The immunoblotting protocol used for this report took a few hours, but Ibsen say they can significantly trim the incubation time. He added that they will probably pursue custom high-affinity antibodies that can bind more quickly. In any case, it’s a huge improvement relative to overnight centrifugation, the kind of traditional isolation method Ibsen referenced earlier. On cost, Ibsen said that “our goal is to make this comparable in price to a glucose monitor.” He added that “we continue to expand our biomarker panel, and we have new publications that we're working on as well to be able to continue updating this work.” 

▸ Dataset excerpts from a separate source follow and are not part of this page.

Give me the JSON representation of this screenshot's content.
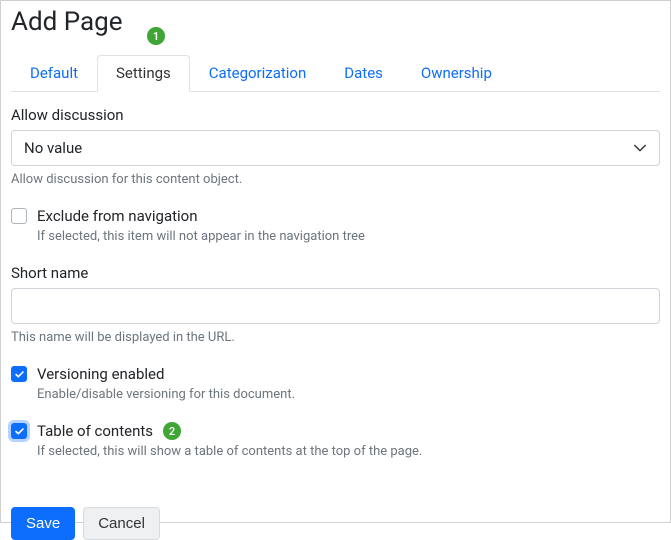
{
  "title": "Add Page",
  "badges": {
    "title": "1",
    "toc": "2"
  },
  "tabs": [
    {
      "label": "Default",
      "active": false
    },
    {
      "label": "Settings",
      "active": true
    },
    {
      "label": "Categorization",
      "active": false
    },
    {
      "label": "Dates",
      "active": false
    },
    {
      "label": "Ownership",
      "active": false
    }
  ],
  "allow_discussion": {
    "label": "Allow discussion",
    "value": "No value",
    "help": "Allow discussion for this content object."
  },
  "exclude_nav": {
    "label": "Exclude from navigation",
    "checked": false,
    "help": "If selected, this item will not appear in the navigation tree"
  },
  "short_name": {
    "label": "Short name",
    "value": "",
    "help": "This name will be displayed in the URL."
  },
  "versioning": {
    "label": "Versioning enabled",
    "checked": true,
    "help": "Enable/disable versioning for this document."
  },
  "toc": {
    "label": "Table of contents",
    "checked": true,
    "help": "If selected, this will show a table of contents at the top of the page."
  },
  "buttons": {
    "save": "Save",
    "cancel": "Cancel"
  }
}
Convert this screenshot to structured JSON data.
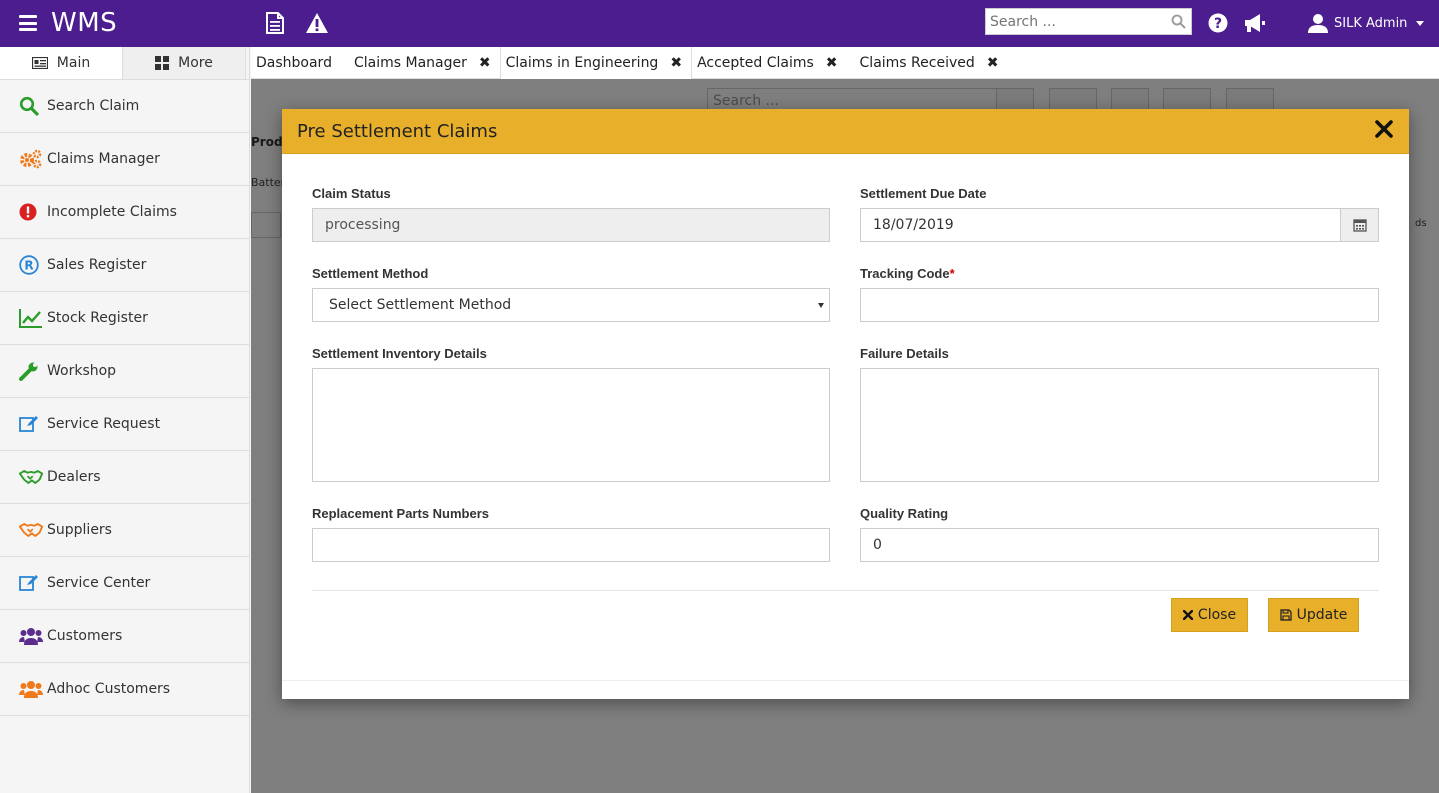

The DEP chips used in the Small study were manufactured by Biological Dynamics; however, this company shuttered in summer of 2024, and Xzom is now producing the chips from the same location. The chips can also be altered to assist detection of many other cancer types. “As far as we know, all the different kinds of solid tumors are over-secreting these extracellular vesicle nanoparticles,” Ibsen said. “We should be able to use it for a variety of different kinds of cancers; it's just a matter of knowing which biomarkers to stain for.”  

Tumor-secreted nanoparticles are increasingly being recognized for their diagnostic potential. Other tests are also using cfDNA combined with glycan biomarkers to identify early-stage cancer. Another study last year from OHSU measured protease activity within the nanoparticles to monitor disease, and “if you combine the two tests together, you actually could potentially get really good results from that, even increase the performance,” Ibsen said.